The US economy is largely dependent on consumer spending. Until the labor market improves significantly, uncertainty and volatility will exist with commodity prices. The good news is that applications for unemployment insurance fell for the eighth straight week as shown in the graph below:
The bad news is that the number of workers seeking assistance remains about 10-times higher than before coronavirus lockdowns began in March. This suggests that, while the pace of layoffs is slowing, workers are struggling to find new employment. This also suggests suppressed commodity prices for the foreseeable future.
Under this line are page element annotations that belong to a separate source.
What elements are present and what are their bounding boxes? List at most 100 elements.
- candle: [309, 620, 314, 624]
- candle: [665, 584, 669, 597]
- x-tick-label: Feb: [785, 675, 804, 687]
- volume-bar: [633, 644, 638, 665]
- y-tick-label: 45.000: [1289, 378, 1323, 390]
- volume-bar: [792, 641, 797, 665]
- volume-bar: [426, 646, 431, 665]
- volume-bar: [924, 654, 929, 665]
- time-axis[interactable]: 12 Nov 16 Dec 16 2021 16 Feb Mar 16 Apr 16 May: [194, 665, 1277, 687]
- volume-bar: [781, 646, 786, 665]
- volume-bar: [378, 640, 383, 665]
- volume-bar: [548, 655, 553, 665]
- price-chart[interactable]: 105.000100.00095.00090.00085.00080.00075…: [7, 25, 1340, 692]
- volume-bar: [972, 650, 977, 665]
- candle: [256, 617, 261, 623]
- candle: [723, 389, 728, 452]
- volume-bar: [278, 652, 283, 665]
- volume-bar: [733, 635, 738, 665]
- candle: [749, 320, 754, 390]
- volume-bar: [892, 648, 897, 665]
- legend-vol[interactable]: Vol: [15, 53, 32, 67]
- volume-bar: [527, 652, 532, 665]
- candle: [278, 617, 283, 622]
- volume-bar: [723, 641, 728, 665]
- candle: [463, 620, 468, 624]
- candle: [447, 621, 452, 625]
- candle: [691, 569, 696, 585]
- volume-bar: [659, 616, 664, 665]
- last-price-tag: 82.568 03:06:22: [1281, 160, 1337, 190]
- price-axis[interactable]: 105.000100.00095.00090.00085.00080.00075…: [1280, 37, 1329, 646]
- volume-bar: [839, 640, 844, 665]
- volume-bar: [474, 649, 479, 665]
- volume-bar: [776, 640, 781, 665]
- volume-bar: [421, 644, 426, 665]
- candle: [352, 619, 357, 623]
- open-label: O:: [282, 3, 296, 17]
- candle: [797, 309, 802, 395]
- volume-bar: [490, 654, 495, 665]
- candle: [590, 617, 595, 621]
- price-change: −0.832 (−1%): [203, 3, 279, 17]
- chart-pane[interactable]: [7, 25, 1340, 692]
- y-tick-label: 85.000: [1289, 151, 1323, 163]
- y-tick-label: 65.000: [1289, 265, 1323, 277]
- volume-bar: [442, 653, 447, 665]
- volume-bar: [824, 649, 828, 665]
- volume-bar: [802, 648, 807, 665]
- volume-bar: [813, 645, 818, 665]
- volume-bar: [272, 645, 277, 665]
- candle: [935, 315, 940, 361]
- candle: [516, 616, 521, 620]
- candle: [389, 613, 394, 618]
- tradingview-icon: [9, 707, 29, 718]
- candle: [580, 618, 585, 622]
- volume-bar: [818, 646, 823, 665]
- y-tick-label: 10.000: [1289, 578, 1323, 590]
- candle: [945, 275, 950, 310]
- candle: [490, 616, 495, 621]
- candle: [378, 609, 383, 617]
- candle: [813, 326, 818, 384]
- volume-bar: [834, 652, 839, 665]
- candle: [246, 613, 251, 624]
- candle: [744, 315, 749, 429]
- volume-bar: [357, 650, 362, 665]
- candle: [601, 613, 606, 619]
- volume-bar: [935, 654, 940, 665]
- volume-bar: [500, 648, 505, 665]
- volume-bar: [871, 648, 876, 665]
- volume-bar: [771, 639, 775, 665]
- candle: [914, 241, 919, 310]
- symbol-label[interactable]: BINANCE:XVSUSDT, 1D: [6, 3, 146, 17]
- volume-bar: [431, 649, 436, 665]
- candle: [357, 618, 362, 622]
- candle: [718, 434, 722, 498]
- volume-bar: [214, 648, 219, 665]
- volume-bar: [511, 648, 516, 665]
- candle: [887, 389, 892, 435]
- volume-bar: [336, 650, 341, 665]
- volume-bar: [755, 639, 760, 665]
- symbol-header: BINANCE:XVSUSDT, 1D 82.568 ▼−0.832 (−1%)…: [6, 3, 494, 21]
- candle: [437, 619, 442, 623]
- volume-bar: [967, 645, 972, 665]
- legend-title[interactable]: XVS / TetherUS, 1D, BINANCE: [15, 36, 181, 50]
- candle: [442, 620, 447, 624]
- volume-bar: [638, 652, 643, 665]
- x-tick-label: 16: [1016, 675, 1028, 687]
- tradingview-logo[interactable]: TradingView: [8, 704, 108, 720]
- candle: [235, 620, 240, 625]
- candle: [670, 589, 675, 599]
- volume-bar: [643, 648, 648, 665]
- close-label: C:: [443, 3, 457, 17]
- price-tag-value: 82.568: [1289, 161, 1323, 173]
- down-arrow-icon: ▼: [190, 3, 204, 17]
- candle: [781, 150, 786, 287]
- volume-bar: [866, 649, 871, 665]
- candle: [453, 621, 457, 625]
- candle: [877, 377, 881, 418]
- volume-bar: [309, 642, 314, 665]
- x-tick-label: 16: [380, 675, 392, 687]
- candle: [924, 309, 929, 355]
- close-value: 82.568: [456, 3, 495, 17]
While the US makes up less than 5% of the world population, it consumes a much greater per capita percentage of raw materials. Per a study commissioned by the Sierra Club, the US consumes the following percentages of the world’s commodities listed below:
Because of America’s significant consumption of the world’s raw materials, a high unemployment rate in the US suppresses demand for these raw materials. The result is a positive correlation between the US unemployment rate and global commodity prices. Below is a graph that displays the S&P Goldman Sachs Commodity Index (S&P GSCI) for 2020. The S&P GSCI is a composite index of 24 commodities and the most widely recognized commodity benchmark.
The correlation between a high unemployment rate and lower commodity prices is evident, and something that commodity buyers and sellers need to consider in their buying and selling activity. Employing a hedging strategy that uses exchange traded and/or over-the-counter derivatives can preserve margin for those active in commodity markets, and something that should be considered by anyone actively participating in any of the commodity markets.